Alternatively you can take the GeoRSS feed or KML-file from the Pipe and display it in Google Earth or put it on a Google Map (and embed it into a blog post).


bigger map

Yahoo! Pipes are simple, yet powerful, and I think it should be possible to modify the Pipe in order to return a table containing coordinates. There is already a JSON output by default. Regarding the geocoding limit, I’m not sure which number applies for Yahoo! Pipes.

Subscribe to a category

Categories and tags in blogs are useful. They help readers filter the content. Most blogging tools, like WordPress, offer extra feeds based on categories and tags too.

As for WordPress, once the FeedBurner plugin is installed, all your tag and category pages point to the FeedBurner feed, which is the main feed, as alternate link. This behaviour is especially annoying when you try to subscribe only to a single category of a blog. Unless you’re familiar with the url-schema of the blog and know how to point your news reader exactly to the category feed, you’ll end up seeing always the main feed in your reader.

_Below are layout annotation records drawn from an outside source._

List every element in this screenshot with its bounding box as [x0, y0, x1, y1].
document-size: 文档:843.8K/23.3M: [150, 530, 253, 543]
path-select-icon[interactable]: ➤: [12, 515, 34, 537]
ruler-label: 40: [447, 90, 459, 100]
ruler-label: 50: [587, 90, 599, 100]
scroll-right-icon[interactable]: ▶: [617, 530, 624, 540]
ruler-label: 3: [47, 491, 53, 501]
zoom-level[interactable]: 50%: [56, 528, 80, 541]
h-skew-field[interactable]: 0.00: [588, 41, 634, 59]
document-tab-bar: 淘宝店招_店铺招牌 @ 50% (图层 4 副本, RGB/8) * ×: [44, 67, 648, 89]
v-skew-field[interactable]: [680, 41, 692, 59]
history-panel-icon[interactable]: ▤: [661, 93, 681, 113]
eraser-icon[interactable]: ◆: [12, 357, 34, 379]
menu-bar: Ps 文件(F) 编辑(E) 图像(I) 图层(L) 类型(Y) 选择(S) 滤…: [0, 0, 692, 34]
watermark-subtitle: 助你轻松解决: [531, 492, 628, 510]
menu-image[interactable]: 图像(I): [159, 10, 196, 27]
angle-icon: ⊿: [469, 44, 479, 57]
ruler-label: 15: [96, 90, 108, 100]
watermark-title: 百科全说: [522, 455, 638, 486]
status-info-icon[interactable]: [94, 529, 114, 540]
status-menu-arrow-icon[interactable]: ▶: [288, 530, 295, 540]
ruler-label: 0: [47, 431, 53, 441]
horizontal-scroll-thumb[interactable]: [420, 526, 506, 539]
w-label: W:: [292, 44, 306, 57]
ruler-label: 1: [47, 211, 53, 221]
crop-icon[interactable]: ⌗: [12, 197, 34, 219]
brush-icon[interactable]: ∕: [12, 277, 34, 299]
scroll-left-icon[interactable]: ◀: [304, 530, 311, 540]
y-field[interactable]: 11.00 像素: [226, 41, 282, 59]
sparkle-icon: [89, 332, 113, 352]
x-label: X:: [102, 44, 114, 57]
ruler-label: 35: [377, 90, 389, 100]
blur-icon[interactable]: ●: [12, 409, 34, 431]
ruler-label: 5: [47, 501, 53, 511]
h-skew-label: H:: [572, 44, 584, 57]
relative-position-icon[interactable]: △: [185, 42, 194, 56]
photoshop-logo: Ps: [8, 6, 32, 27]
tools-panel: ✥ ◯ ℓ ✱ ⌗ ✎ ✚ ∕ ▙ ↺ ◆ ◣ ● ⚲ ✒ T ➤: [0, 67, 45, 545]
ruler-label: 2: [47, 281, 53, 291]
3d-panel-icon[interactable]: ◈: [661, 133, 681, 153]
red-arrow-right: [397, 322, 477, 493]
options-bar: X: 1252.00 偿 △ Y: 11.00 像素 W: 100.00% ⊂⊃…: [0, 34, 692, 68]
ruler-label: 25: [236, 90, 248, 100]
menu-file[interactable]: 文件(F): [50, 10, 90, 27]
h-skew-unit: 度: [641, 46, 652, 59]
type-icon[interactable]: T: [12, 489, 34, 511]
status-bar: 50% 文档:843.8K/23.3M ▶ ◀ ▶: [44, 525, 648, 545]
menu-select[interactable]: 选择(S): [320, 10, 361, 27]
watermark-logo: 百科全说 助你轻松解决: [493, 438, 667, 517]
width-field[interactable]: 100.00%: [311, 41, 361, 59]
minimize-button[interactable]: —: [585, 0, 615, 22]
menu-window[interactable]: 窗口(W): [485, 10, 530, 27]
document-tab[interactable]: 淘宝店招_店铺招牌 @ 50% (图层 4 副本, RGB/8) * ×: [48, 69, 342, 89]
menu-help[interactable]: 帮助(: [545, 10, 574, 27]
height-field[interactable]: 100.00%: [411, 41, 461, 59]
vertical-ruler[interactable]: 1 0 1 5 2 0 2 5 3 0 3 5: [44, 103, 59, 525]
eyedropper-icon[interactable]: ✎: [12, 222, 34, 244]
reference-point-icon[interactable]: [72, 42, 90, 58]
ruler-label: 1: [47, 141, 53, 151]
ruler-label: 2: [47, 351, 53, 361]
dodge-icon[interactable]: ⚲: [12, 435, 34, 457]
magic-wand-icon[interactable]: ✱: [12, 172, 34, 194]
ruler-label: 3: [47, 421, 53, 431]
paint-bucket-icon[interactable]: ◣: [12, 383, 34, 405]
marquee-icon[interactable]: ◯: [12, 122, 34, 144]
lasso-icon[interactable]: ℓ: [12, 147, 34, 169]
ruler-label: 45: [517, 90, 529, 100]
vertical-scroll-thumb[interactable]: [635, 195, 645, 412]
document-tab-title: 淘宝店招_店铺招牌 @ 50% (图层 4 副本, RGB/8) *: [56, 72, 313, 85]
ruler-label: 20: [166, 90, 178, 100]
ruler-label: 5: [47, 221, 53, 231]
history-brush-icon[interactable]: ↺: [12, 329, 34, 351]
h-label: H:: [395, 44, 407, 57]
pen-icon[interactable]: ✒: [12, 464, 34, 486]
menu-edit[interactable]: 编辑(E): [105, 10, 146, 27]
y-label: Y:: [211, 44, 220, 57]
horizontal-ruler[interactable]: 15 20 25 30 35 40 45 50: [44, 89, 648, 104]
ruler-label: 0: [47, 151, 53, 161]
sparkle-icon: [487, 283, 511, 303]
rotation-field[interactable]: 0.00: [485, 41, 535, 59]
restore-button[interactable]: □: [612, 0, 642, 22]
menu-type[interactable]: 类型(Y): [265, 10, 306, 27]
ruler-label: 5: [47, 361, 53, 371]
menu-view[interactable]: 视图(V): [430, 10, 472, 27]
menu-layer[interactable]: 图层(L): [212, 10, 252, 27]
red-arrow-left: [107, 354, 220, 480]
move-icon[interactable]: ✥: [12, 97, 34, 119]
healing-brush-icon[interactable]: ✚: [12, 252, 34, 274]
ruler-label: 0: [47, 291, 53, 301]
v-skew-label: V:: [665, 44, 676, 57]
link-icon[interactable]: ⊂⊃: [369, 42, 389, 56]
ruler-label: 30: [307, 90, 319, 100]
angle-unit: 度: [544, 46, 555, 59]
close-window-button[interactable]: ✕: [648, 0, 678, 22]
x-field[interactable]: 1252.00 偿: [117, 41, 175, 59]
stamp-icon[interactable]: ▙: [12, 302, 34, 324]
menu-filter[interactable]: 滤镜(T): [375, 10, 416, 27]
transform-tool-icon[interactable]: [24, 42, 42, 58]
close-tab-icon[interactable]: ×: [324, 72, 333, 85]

Yahoo! Pipes is very handy at that point and makes mashup and post-process syndicated data very easy. A quick developed Yahoo! Pipe helped me to find a workaround for that issue and add the tumble category to my tumblelog, where I aggregate almost every trace I leave online.

The Yahoo! Pipe is quite simple: enter a blog url and category (or tag), hit run pipe and see the blog feed filtered by the desired category (or tag). It worked for me on a WordPress feed published via FeedBurner, a Serendipity feed but had problems with a Moveable Type feed. I didn’t spend too much time figuring out what’s wrong with the Moveable Type feed, but since it’s published everyone can play around and fix it.